Altschuler is outraged by news reports out of Nigeria that the proposed settlement calls for Pfizer to pay $10 million each to the federal Nigerian government, the Nigerian state government and Nigerian government lawyers. Meanwhile, the victims would be paid $35 million, which would equal only about $175,000 for each of the approximately 200 victims.

Altschuler alleged in his writ that the settlement negotiations have been "secret, unfair, deceptive and oppressive."

He noted his clients are uneducated and in some cases illiterate. Thus, they are in a weak bargaining position without their attorneys. According to Altschuler, Pfizer is trying to get the victims to sign releases against future claims "under duress or coercion."

Altschuler charged Pfizer is trying to undermine the victims' lawsuit in Connecticut.

He also alleged Pfizer is motivated to pay a large settlement to Nigerian government lawyers because the government has filed criminal charges against former Pfizer employees. He charged this appeared to be a "quid pro quo" to influence that government.

Pfizer officials have not seen Altschuler's writ, so they could not respond in detail. But Pfizer spokesman Christopher Loder issued this statement: "We are extremely disappointed that one of the plaintiffs' lawyers filed a new legal action in Connecticut without notice to Pfizer and without providing the company an opportunity to be heard."

Loder added, "The plaintiffs have grossly misrepresented the situation to the court.
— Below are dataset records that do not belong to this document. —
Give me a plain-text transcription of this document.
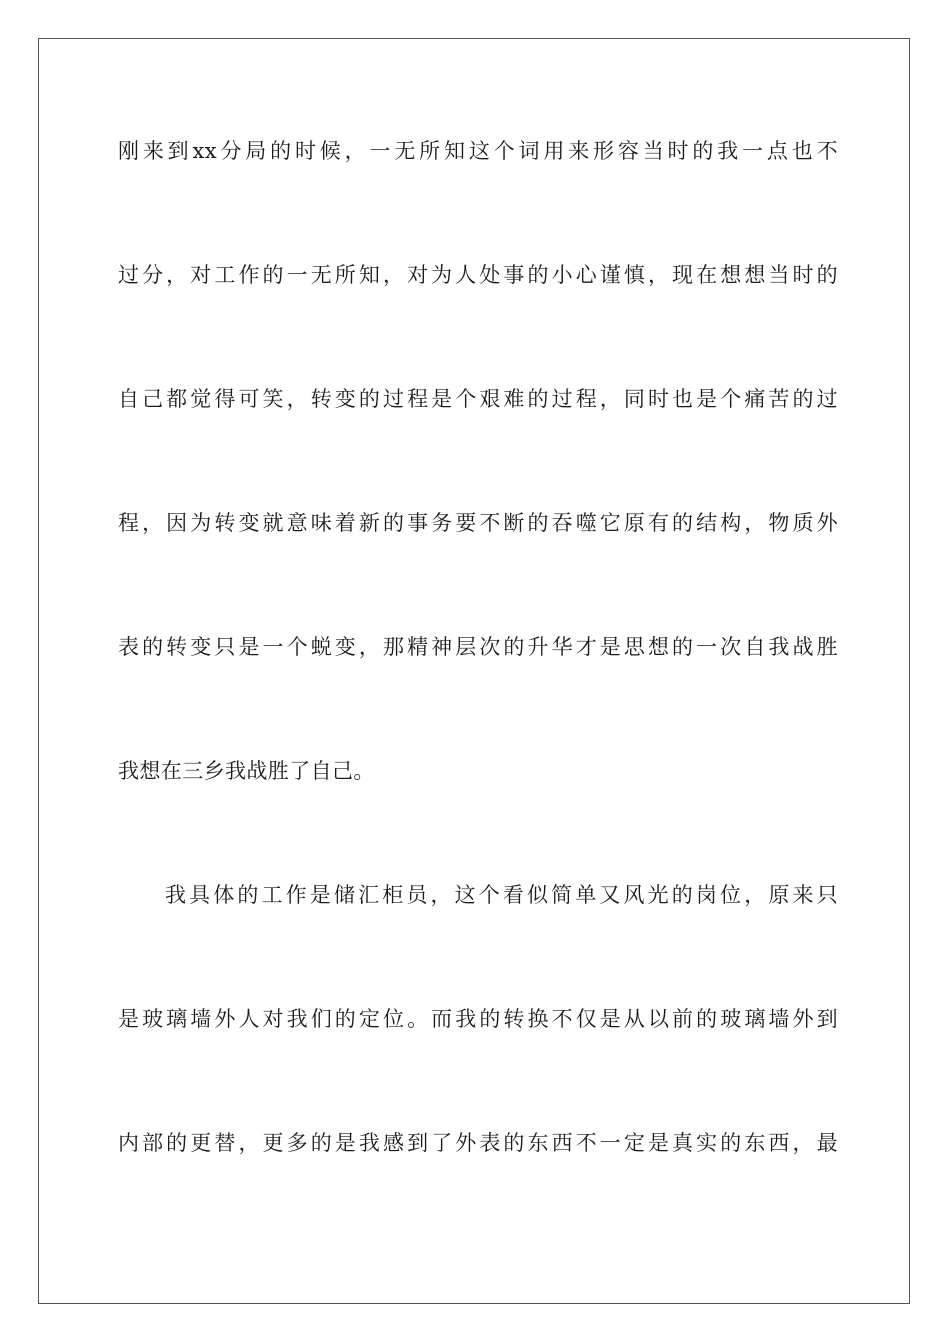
刚来到xx分局的时候，一无所知这个词用来形容当时的我一点也不
过分，对工作的一无所知，对为人处事的小心谨慎，现在想想当时的
自己都觉得可笑，转变的过程是个艰难的过程，同时也是个痛苦的过
程，因为转变就意味着新的事务要不断的吞噬它原有的结构，物质外
表的转变只是一个蜕变，那精神层次的升华才是思想的一次自我战胜
我想在三乡我战胜了自己。
我具体的工作是储汇柜员，这个看似简单又风光的岗位，原来只
是玻璃墙外人对我们的定位。而我的转换不仅是从以前的玻璃墙外到
内部的更替，更多的是我感到了外表的东西不一定是真实的东西，最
The fact is that the cases filed by purported study participants in the U.S. are separate and distinct from the Kano State and Nigerian federal government cases filed in Nigeria, which the company has sought to settle for many months."

Loder concluded, "The U.S. lawyers' complaints about interference with their cases are unfounded. Instead, their own actions constitute interference with Pfizer's negotiations in Nigeria, where these lawyers are not involved."

But one of the affidavits Altschuler attached to his writ, by Zubairu Shaba of the Trovan Test Victims Forum, asserted Pfizer's settlement offers to the victims were made "without involving their lawyers and in an effort to undermine and overreach the cases pending in America."

Shaba concluded, "I believe that Pfizer is using undue pressure and other tactics to force the victims to accept their terms without recourse to the advice of their lawyers."

A Nigerian attorney working with Altschuler, Olayinka Olajuwon, said in his affidavit, "The case would have an infinitely higher value in the U.S. and would be in front of an open court." He said punitive damages as well as compensatory damages could be sought in a U.S. court.